HTML::Selector::XPath

miyagawa on 2006-10-02T16:54:32

Per discussions in CSS Selector in Perl, I made a quick perl module HTML::Selector::XPath, which is available at http://svn.bulknews.net/repos/public/HTML-Selector-XPath/trunk now.

The code is based on javascript code available on http://dev.rubyonrails.org/ticket/5171> which looks a little buggy, and was slightly modified using more accurate table on (Thanks Aristotle!)

See the test suite
02_html.t how to use this module combined with HTML::TreeBuilder::XPath (yeah, I plan to release a glue module for H::TB::XPath anyway), to extract content from (X)HTML using Xpath expression. Now your scraping code is hopefully free from nasty regexps!

I'll upload this module to CPAN shortly but give it a shot if you're interested.


CSS3 support

Aristotle on 2006-10-03T11:07:16

Hmm, it seems entirely possible to express all of CSS 3 in terms XPath 1.0; no XPath 2.0 required.

I just haven’t gotten to it – honestly, because I was too lazy. CSS 3 has many more syntax elements than the CSS 2 and the new ones are much more complex, so it’s not quite the same kind of 5-minute job.

Re:CSS3 support

miyagawa on 2006-10-03T11:12:34

Really? That sounds great. I was translating :not() CSS 3 selector but couldn't find how to map to XPath 1.0 without using :not(). Maybe I'm missing something obvious?

Re:CSS3 support

Aristotle on 2006-10-03T11:41:50

Seems to me that a [not(subexpr)] predicate should work. The only trick is to get any references to the context node right in subexpr , I suppose by using self::* or something.

Actually, now that you have written the module I may get around to it sooner, since there are working unit tests in there…

Re:CSS3 support

miyagawa on 2006-10-03T13:45:45

Aha, cool. Now I fixed how to handle :not() pseudo-class and map it to [not()], which worked. See updated unit test to confirm. Thanks!

Re:CSS3 support

Aristotle on 2006-10-03T14:36:50

Add a case for *:not(p) and see if that works. The correct translation should be *[not(self::p)], I think.

Re:CSS3 support

miyagawa on 2006-10-03T14:55:21

It doesn't work, at least for now.

To support that I should rewrite the parser algorithm somehow, and it will be done when I decide to do a complete CSS 3 selectors support. For now it'll croak.

Why not XML::LibXML in HTML mode?

merlyn on 2006-10-03T14:42:58

I've used XML::LibXML in HTML mode. It'll be far faster, and when you wrap it with the xsh language, it's even better (and xsh version 2.0 is getting some very neat features).

Re:Why not XML::LibXML in HTML mode?

miyagawa on 2006-10-03T14:46:57

Yeah, XML::LibXML in HTML mode would work, too.

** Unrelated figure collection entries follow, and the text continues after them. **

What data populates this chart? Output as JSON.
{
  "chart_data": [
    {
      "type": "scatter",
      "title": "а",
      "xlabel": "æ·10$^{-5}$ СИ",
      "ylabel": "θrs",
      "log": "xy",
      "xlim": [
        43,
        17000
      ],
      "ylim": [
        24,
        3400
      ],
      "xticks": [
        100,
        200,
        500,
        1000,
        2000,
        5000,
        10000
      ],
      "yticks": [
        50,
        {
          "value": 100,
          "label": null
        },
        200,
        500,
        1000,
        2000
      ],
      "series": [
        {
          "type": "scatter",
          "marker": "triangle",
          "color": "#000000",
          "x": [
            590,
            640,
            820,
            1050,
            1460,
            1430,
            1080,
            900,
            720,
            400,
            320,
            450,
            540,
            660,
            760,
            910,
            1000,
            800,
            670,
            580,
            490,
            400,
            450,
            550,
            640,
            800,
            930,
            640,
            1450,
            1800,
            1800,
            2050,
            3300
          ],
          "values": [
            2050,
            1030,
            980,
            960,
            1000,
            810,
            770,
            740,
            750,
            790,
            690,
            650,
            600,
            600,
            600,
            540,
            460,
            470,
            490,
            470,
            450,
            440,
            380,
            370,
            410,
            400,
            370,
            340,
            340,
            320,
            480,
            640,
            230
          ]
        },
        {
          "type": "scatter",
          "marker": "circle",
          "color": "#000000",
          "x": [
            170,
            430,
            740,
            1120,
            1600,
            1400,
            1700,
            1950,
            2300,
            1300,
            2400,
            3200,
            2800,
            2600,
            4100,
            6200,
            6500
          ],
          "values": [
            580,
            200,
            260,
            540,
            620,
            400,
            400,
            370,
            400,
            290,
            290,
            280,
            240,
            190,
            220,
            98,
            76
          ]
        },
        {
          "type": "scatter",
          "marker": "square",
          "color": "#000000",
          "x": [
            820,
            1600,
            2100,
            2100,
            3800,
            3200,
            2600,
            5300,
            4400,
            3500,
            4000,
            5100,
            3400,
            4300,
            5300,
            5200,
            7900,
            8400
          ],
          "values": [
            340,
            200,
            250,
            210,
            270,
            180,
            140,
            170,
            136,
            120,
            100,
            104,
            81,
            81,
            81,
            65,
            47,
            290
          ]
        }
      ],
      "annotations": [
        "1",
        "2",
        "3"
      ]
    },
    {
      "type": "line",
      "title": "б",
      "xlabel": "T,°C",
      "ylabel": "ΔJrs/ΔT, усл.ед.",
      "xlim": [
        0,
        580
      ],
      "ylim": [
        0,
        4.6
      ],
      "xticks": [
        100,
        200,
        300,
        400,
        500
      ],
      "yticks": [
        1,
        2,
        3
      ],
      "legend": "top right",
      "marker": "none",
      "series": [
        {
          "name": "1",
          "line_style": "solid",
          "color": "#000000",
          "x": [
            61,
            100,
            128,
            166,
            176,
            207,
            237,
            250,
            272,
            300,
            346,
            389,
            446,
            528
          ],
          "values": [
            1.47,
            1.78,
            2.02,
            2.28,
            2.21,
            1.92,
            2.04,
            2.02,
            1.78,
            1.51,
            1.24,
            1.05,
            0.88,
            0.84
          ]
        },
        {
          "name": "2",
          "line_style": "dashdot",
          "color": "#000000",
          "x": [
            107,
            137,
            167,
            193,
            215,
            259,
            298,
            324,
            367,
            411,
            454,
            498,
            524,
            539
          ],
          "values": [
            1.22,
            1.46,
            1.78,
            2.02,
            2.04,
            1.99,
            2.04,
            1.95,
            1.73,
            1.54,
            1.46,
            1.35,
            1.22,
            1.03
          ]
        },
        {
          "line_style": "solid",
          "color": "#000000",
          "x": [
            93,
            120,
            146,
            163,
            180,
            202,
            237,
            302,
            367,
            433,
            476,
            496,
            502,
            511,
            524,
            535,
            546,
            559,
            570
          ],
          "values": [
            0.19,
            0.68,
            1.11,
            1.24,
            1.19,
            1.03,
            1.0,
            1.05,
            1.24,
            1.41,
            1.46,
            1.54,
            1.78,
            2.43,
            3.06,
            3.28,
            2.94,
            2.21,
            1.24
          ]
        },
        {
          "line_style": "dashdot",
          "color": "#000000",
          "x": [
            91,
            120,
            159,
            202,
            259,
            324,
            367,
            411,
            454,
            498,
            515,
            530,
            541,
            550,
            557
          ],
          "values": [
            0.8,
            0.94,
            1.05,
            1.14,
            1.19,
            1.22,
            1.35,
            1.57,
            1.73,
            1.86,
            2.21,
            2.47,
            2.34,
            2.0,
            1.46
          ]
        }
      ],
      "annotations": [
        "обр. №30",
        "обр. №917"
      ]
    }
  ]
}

I just picked HTML::TreeBuilder::XPath because i thought it'd be more relaxed to handle non-well-balanced HTML. XML::LibXML::Parser says "HTML (strcit) documents" and that makes me a little nervous :)

Re:Why not XML::LibXML in HTML mode?

Aristotle on 2006-10-03T21:05:06

libxml2’s HTML mode is lenient, but not very lenient. It’s not that hard to make it choke. For processing your own stuff (or for generally markup-sparse things like weblog posts or comments or such) it’s fine, but out there on the open web it doesn’t cut it.

I prefer using HTMLTidy to beat things into shape, configured to give me XHTML, which I can then parse with a strict XML parser.

TagSoup also works. (Someone should port that one to Perl and/or C…)